Durant la première partie de sa carrière, David Bowie incarnait sur scène les personnages autour desquels ses albums étaient conçus : Ziggy Stardust en 1972 relayé ensuite par Aladdin Sane en 1973, Halloween Jack pour la tournée Diamond Dogs de 1974 ou encore le Thin White Duke de la tournée Isolar de 1976. Comme si le chanteur ne pouvait exister face au public que grâce à des alter-egos artificiels et grandiloquents. Lorsqu'il se lance dans la tournée Isolar II en 1978 pour la promo de Low et "Heroes", parus l'année précédente à neuf mois d'intervalle, pour la première fois depuis qu'il est célèbre il n'adopte aucune autre identité que la sienne, profitant en quelque sorte de la gloire posthume de ses précédentes incarnations. Ce qui est très malin.
La tournée emporta un très gros succès à l'époque et les albums pirates firent la joie des bootleggers, au grand dam de RCA, qui sortit précipitamment en septembre 1978 un double-album live un peu bancal, Stage. Une compilation absurde de titres enregistrés en public en avril-mai à Phliadelphie, Boston et Providence et agencée en fonction des albums dont ils sont issus.
Résultat : de bons titres, mais pas d'ambiance (pour plus de détails, lire ici : https://www.senscritique.com/album/Stage_Live/critique/68703972).

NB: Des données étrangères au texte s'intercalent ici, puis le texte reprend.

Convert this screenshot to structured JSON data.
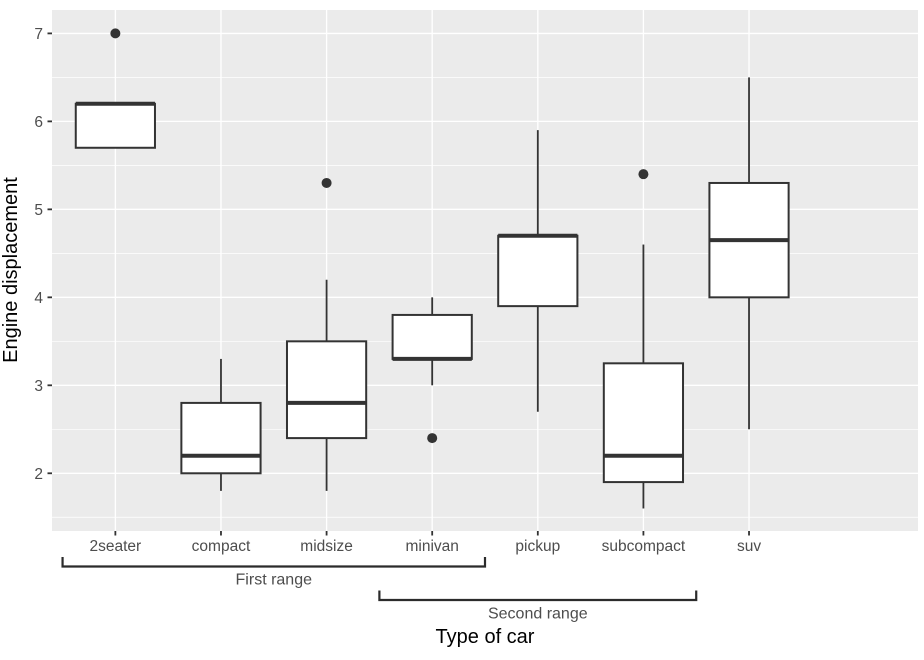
{
  "chart_data": {
    "type": "boxplot",
    "title": "",
    "xlabel": "Type of car",
    "ylabel": "Engine displacement",
    "legend": "none",
    "grid": "on",
    "panel_style": "ggplot2-grey",
    "categories": [
      "2seater",
      "compact",
      "midsize",
      "minivan",
      "pickup",
      "subcompact",
      "suv"
    ],
    "y_ticks": [
      2,
      3,
      4,
      5,
      6,
      7
    ],
    "y_tick_labels": [
      "2",
      "3",
      "4",
      "5",
      "6",
      "7"
    ],
    "y_minor_ticks": [
      1.5,
      2.5,
      3.5,
      4.5,
      5.5,
      6.5
    ],
    "ylim": [
      1.344,
      7.266
    ],
    "series": [
      {
        "category": "2seater",
        "whisker_low": 5.7,
        "q1": 5.7,
        "median": 6.2,
        "q3": 6.2,
        "whisker_high": 6.2,
        "outliers": [
          7.0
        ]
      },
      {
        "category": "compact",
        "whisker_low": 1.8,
        "q1": 2.0,
        "median": 2.2,
        "q3": 2.8,
        "whisker_high": 3.3,
        "outliers": []
      },
      {
        "category": "midsize",
        "whisker_low": 1.8,
        "q1": 2.4,
        "median": 2.8,
        "q3": 3.5,
        "whisker_high": 4.2,
        "outliers": [
          5.3
        ]
      },
      {
        "category": "minivan",
        "whisker_low": 3.0,
        "q1": 3.3,
        "median": 3.3,
        "q3": 3.8,
        "whisker_high": 4.0,
        "outliers": [
          2.4
        ]
      },
      {
        "category": "pickup",
        "whisker_low": 2.7,
        "q1": 3.9,
        "median": 4.7,
        "q3": 4.7,
        "whisker_high": 5.9,
        "outliers": []
      },
      {
        "category": "subcompact",
        "whisker_low": 1.6,
        "q1": 1.9,
        "median": 2.2,
        "q3": 3.25,
        "whisker_high": 4.6,
        "outliers": [
          5.4
        ]
      },
      {
        "category": "suv",
        "whisker_low": 2.5,
        "q1": 4.0,
        "median": 4.65,
        "q3": 5.3,
        "whisker_high": 6.5,
        "outliers": []
      }
    ],
    "annotations": [
      {
        "label": "First range",
        "from_category": "2seater",
        "to_category": "minivan",
        "row": 1
      },
      {
        "label": "Second range",
        "from_category": "minivan",
        "to_category": "subcompact",
        "row": 2
      }
    ],
    "colors": {
      "panel_bg": "#EBEBEB",
      "grid_line": "#FFFFFF",
      "box_stroke": "#333333",
      "box_fill": "#FFFFFF",
      "median_stroke": "#333333",
      "outlier_fill": "#333333",
      "axis_text": "#4D4D4D",
      "axis_title": "#000000",
      "tick_mark": "#333333",
      "bracket_line": "#2B2B2B",
      "bracket_text": "#4D4D4D"
    }
  }
}
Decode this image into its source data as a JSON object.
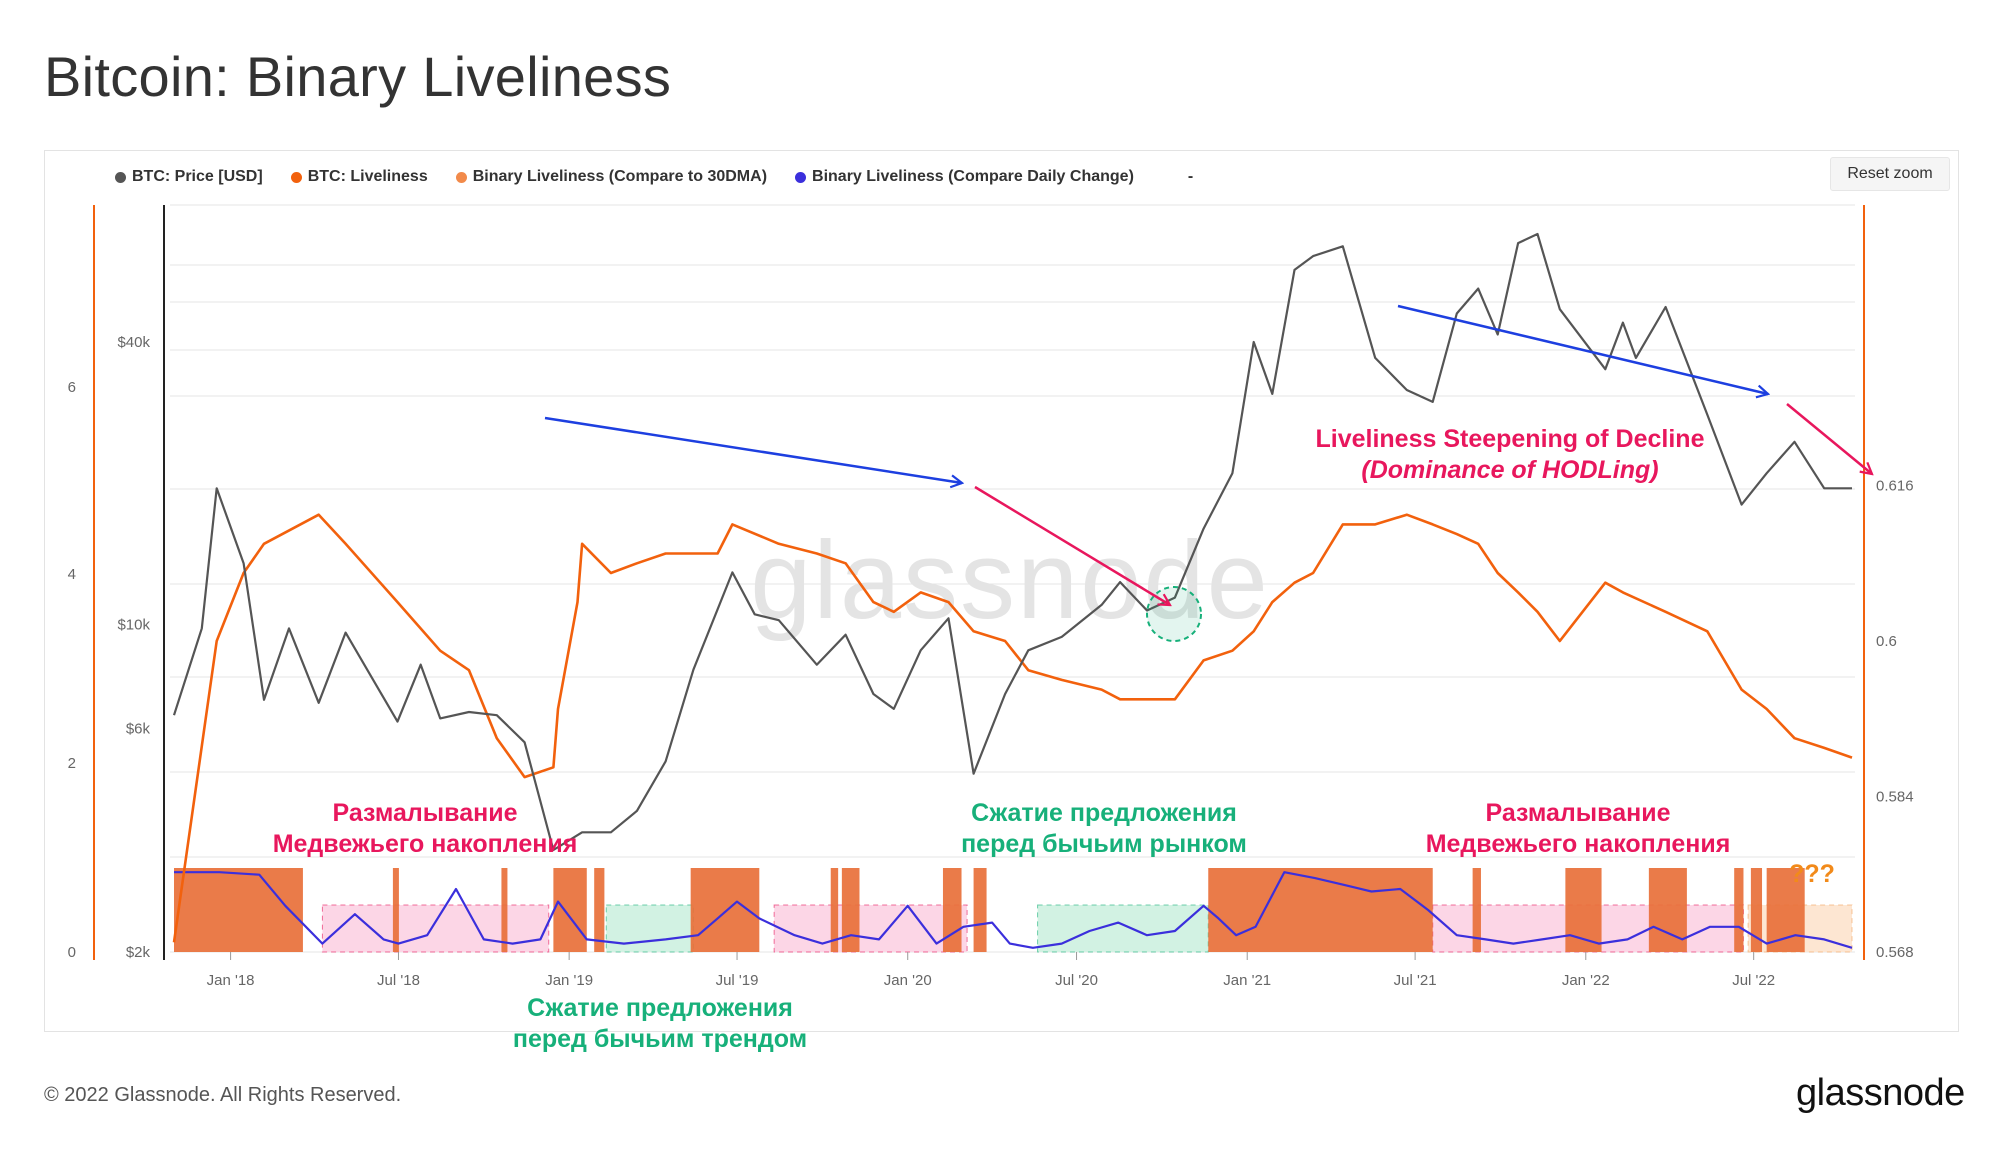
{
  "title": "Bitcoin: Binary Liveliness",
  "reset_zoom_label": "Reset zoom",
  "copyright": "© 2022 Glassnode. All Rights Reserved.",
  "brand": "glassnode",
  "watermark": "glassnode",
  "legend": [
    {
      "label": "BTC: Price [USD]",
      "color": "#555555"
    },
    {
      "label": "BTC: Liveliness",
      "color": "#f2610d"
    },
    {
      "label": "Binary Liveliness (Compare to 30DMA)",
      "color": "#f28a4a"
    },
    {
      "label": "Binary Liveliness (Compare Daily Change)",
      "color": "#3b2fdc"
    },
    {
      "label": "-",
      "color": ""
    }
  ],
  "chart_data": {
    "type": "line",
    "x_ticks": [
      "Jan '18",
      "Jul '18",
      "Jan '19",
      "Jul '19",
      "Jan '20",
      "Jul '20",
      "Jan '21",
      "Jul '21",
      "Jan '22",
      "Jul '22"
    ],
    "x_range": [
      "2017-11-01",
      "2022-10-15"
    ],
    "y_left_ticks": [
      "0",
      "2",
      "4",
      "6"
    ],
    "y_price_ticks": [
      "$2k",
      "$6k",
      "$10k",
      "$40k"
    ],
    "y_price_scale": "log",
    "y_right_ticks": [
      "0.568",
      "0.584",
      "0.6",
      "0.616"
    ],
    "y_right_range": [
      0.568,
      0.632
    ],
    "series": [
      {
        "name": "BTC: Price [USD]",
        "color": "#555555",
        "x": [
          "2017-11-01",
          "2017-12-01",
          "2017-12-17",
          "2018-01-15",
          "2018-02-06",
          "2018-03-05",
          "2018-04-06",
          "2018-05-05",
          "2018-06-30",
          "2018-07-25",
          "2018-08-15",
          "2018-09-15",
          "2018-10-15",
          "2018-11-14",
          "2018-12-15",
          "2019-01-15",
          "2019-02-15",
          "2019-03-15",
          "2019-04-15",
          "2019-05-15",
          "2019-06-26",
          "2019-07-20",
          "2019-08-15",
          "2019-09-25",
          "2019-10-26",
          "2019-11-25",
          "2019-12-17",
          "2020-01-15",
          "2020-02-14",
          "2020-03-12",
          "2020-04-15",
          "2020-05-10",
          "2020-06-15",
          "2020-07-28",
          "2020-08-17",
          "2020-09-15",
          "2020-10-15",
          "2020-11-15",
          "2020-12-16",
          "2021-01-08",
          "2021-01-28",
          "2021-02-21",
          "2021-03-13",
          "2021-04-14",
          "2021-05-19",
          "2021-06-22",
          "2021-07-20",
          "2021-08-15",
          "2021-09-07",
          "2021-09-28",
          "2021-10-20",
          "2021-11-10",
          "2021-12-04",
          "2022-01-22",
          "2022-02-10",
          "2022-02-24",
          "2022-03-28",
          "2022-05-12",
          "2022-06-18",
          "2022-07-15",
          "2022-08-14",
          "2022-09-15",
          "2022-10-15"
        ],
        "values": [
          6400,
          9800,
          19500,
          13500,
          6900,
          9800,
          6800,
          9600,
          6200,
          8200,
          6300,
          6500,
          6400,
          5600,
          3300,
          3600,
          3600,
          4000,
          5100,
          8000,
          12900,
          10500,
          10200,
          8200,
          9500,
          7100,
          6600,
          8800,
          10300,
          4800,
          7100,
          8800,
          9400,
          11000,
          12300,
          10700,
          11400,
          16000,
          21000,
          40000,
          31000,
          57000,
          61000,
          64000,
          37000,
          31600,
          29800,
          46000,
          52000,
          41500,
          65000,
          68000,
          47000,
          35000,
          44000,
          37000,
          47500,
          28000,
          18000,
          21000,
          24500,
          19500,
          19500
        ]
      },
      {
        "name": "BTC: Liveliness",
        "color": "#f2610d",
        "x": [
          "2017-11-01",
          "2017-12-17",
          "2018-01-15",
          "2018-02-06",
          "2018-04-06",
          "2018-05-05",
          "2018-06-30",
          "2018-08-15",
          "2018-09-15",
          "2018-10-15",
          "2018-11-14",
          "2018-12-15",
          "2018-12-20",
          "2019-01-10",
          "2019-01-15",
          "2019-02-15",
          "2019-03-15",
          "2019-04-15",
          "2019-05-15",
          "2019-06-10",
          "2019-06-26",
          "2019-08-15",
          "2019-09-25",
          "2019-10-26",
          "2019-11-25",
          "2019-12-17",
          "2020-01-15",
          "2020-02-14",
          "2020-03-12",
          "2020-04-15",
          "2020-05-10",
          "2020-06-15",
          "2020-07-28",
          "2020-08-17",
          "2020-09-15",
          "2020-10-15",
          "2020-11-15",
          "2020-12-16",
          "2021-01-08",
          "2021-01-28",
          "2021-02-21",
          "2021-03-13",
          "2021-04-14",
          "2021-05-19",
          "2021-06-22",
          "2021-07-20",
          "2021-08-15",
          "2021-09-07",
          "2021-09-28",
          "2021-10-20",
          "2021-11-10",
          "2021-12-04",
          "2022-01-22",
          "2022-02-10",
          "2022-03-28",
          "2022-05-12",
          "2022-06-18",
          "2022-07-15",
          "2022-08-14",
          "2022-09-15",
          "2022-10-15"
        ],
        "values": [
          0.569,
          0.6,
          0.607,
          0.61,
          0.613,
          0.61,
          0.604,
          0.599,
          0.597,
          0.59,
          0.586,
          0.587,
          0.593,
          0.604,
          0.61,
          0.607,
          0.608,
          0.609,
          0.609,
          0.609,
          0.612,
          0.61,
          0.609,
          0.608,
          0.604,
          0.603,
          0.605,
          0.604,
          0.601,
          0.6,
          0.597,
          0.596,
          0.595,
          0.594,
          0.594,
          0.594,
          0.598,
          0.599,
          0.601,
          0.604,
          0.606,
          0.607,
          0.612,
          0.612,
          0.613,
          0.612,
          0.611,
          0.61,
          0.607,
          0.605,
          0.603,
          0.6,
          0.606,
          0.605,
          0.603,
          0.601,
          0.595,
          0.593,
          0.59,
          0.589,
          0.588
        ]
      },
      {
        "name": "Binary Liveliness (Compare Daily Change)",
        "color": "#3b2fdc",
        "x": [
          "2017-11-01",
          "2017-12-20",
          "2018-02-01",
          "2018-03-01",
          "2018-04-10",
          "2018-05-15",
          "2018-06-15",
          "2018-07-01",
          "2018-08-01",
          "2018-09-01",
          "2018-10-01",
          "2018-11-01",
          "2018-12-01",
          "2018-12-20",
          "2019-01-20",
          "2019-03-01",
          "2019-04-15",
          "2019-05-20",
          "2019-06-10",
          "2019-07-01",
          "2019-07-25",
          "2019-09-01",
          "2019-10-01",
          "2019-11-01",
          "2019-12-01",
          "2020-01-01",
          "2020-02-01",
          "2020-03-01",
          "2020-04-01",
          "2020-04-20",
          "2020-05-15",
          "2020-06-15",
          "2020-07-15",
          "2020-08-15",
          "2020-09-15",
          "2020-10-15",
          "2020-11-15",
          "2020-12-01",
          "2020-12-20",
          "2021-01-10",
          "2021-02-10",
          "2021-03-15",
          "2021-04-15",
          "2021-05-15",
          "2021-06-15",
          "2021-07-15",
          "2021-08-15",
          "2021-09-15",
          "2021-10-15",
          "2021-11-15",
          "2021-12-15",
          "2022-01-15",
          "2022-02-15",
          "2022-03-15",
          "2022-04-15",
          "2022-05-15",
          "2022-06-15",
          "2022-07-15",
          "2022-08-15",
          "2022-09-15",
          "2022-10-15"
        ],
        "values": [
          0.95,
          0.95,
          0.92,
          0.55,
          0.1,
          0.45,
          0.15,
          0.1,
          0.2,
          0.75,
          0.15,
          0.1,
          0.15,
          0.6,
          0.15,
          0.1,
          0.15,
          0.2,
          0.4,
          0.6,
          0.4,
          0.2,
          0.1,
          0.2,
          0.15,
          0.55,
          0.1,
          0.3,
          0.35,
          0.1,
          0.05,
          0.1,
          0.25,
          0.35,
          0.2,
          0.25,
          0.55,
          0.4,
          0.2,
          0.3,
          0.95,
          0.88,
          0.8,
          0.72,
          0.75,
          0.5,
          0.2,
          0.15,
          0.1,
          0.15,
          0.2,
          0.1,
          0.15,
          0.3,
          0.15,
          0.3,
          0.3,
          0.1,
          0.2,
          0.15,
          0.05
        ]
      }
    ],
    "annotations": [
      {
        "text": "Liveliness Steepening of Decline",
        "color": "#e8175d"
      },
      {
        "text": "(Dominance of HODLing)",
        "color": "#e8175d"
      },
      {
        "text": "Размалывание",
        "color": "#e8175d"
      },
      {
        "text": "Медвежьего накопления",
        "color": "#e8175d"
      },
      {
        "text": "Сжатие предложения",
        "color": "#17b07a"
      },
      {
        "text": "перед бычьим трендом",
        "color": "#17b07a"
      },
      {
        "text": "Сжатие предложения",
        "color": "#17b07a"
      },
      {
        "text": "перед бычьим рынком",
        "color": "#17b07a"
      },
      {
        "text": "Размалывание",
        "color": "#e8175d"
      },
      {
        "text": "Медвежьего накопления",
        "color": "#e8175d"
      },
      {
        "text": "???",
        "color": "#f28a1a"
      }
    ],
    "regions": [
      {
        "type": "bear-grind",
        "from": "2018-04-10",
        "to": "2018-12-10",
        "color": "#fcd6e6"
      },
      {
        "type": "supply-squeeze",
        "from": "2019-02-10",
        "to": "2019-05-15",
        "color": "#d2f2e3"
      },
      {
        "type": "bear-grind",
        "from": "2019-08-10",
        "to": "2020-03-05",
        "color": "#fcd6e6"
      },
      {
        "type": "supply-squeeze",
        "from": "2020-05-20",
        "to": "2020-11-20",
        "color": "#d2f2e3"
      },
      {
        "type": "bear-grind",
        "from": "2021-07-20",
        "to": "2022-06-20",
        "color": "#fcd6e6"
      },
      {
        "type": "unknown",
        "from": "2022-06-25",
        "to": "2022-10-15",
        "color": "#fde6d2"
      }
    ],
    "binary_30dma_active": [
      [
        "2017-11-01",
        "2018-03-20"
      ],
      [
        "2018-06-25",
        "2018-07-01"
      ],
      [
        "2018-10-20",
        "2018-10-25"
      ],
      [
        "2018-12-15",
        "2019-01-20"
      ],
      [
        "2019-01-28",
        "2019-02-08"
      ],
      [
        "2019-05-12",
        "2019-07-25"
      ],
      [
        "2019-10-10",
        "2019-10-18"
      ],
      [
        "2019-10-22",
        "2019-11-10"
      ],
      [
        "2020-02-08",
        "2020-02-28"
      ],
      [
        "2020-03-12",
        "2020-03-26"
      ],
      [
        "2020-11-20",
        "2021-07-20"
      ],
      [
        "2021-09-01",
        "2021-09-10"
      ],
      [
        "2021-12-10",
        "2022-01-18"
      ],
      [
        "2022-03-10",
        "2022-04-20"
      ],
      [
        "2022-06-10",
        "2022-06-20"
      ],
      [
        "2022-06-28",
        "2022-07-10"
      ],
      [
        "2022-07-15",
        "2022-08-25"
      ]
    ]
  }
}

Welcome to the Blackout, qui sort officiellement quarante ans plus tard, a en revanche le grand mérite de présenter un concert-type de la tournée, d'après les soirée des 30 juin et 1er juillet à Londres qui marquèrent la fin de la tournée européenne. Si l'on fait une comparaison directe entre les titres de ces deux albums, la qualité d'interprétation est très proche, et les deux disques se valent quasiment. Ce qui prouve au passage - si besoin - la qualité professionnelle des musiciens. Mais les quelques différences qui subsistent malgré tout, sont à l'avantage du live anglais. Seule, "Station to Station" est meilleure sur Stage. La longue intro de la version figurant sur Welcome to the Blackout, qui vire parfois au n'importe quoi, peut en effet s'avérer pénible. On pourra également s'étonner de la fin abrupte de "Stay" et de son curieux enchaînement avec "Rebel Rebel". Dernier point, même si depuis 2005 Stage a été remanié pour correspondre à la set-list d'origine et augmenté de quelques titres ("Be my Wife", "Stay" et "Alabama Song"), Welcome to the Blackout est plus exhaustif (incluant également "Jean Genie", "Suffragette City", "Rebel Rebel" et "Sound and Vision" - on pouvait déjà trouver cette dernière sur RarestOneBowie, le pirate de 1995).
Au bout du compte, si Stage et Welcome to the Blackout sont désormais deux albums très proches et redondants l'un par rapport à l'autre, et s'il faut choisir entre les deux, le second est certainement le plus intéressant : les titres sont extraits de deux concerts successifs ayant eu lieu au même endroit, la set-list est complète (les morceaux sont plus nombreux) et l'ambiance est plus chaleureuse (les interventions de Bowie entre les morceaux sont préservées). Le témoignage proposé est donc beaucoup plus fidèle et fleure mieux l'authenticité que le premier, assemblé d'après trois soirées différentes en trois villes différentes et dont certains morceaux sont absents, malgré les ajouts ultérieurs.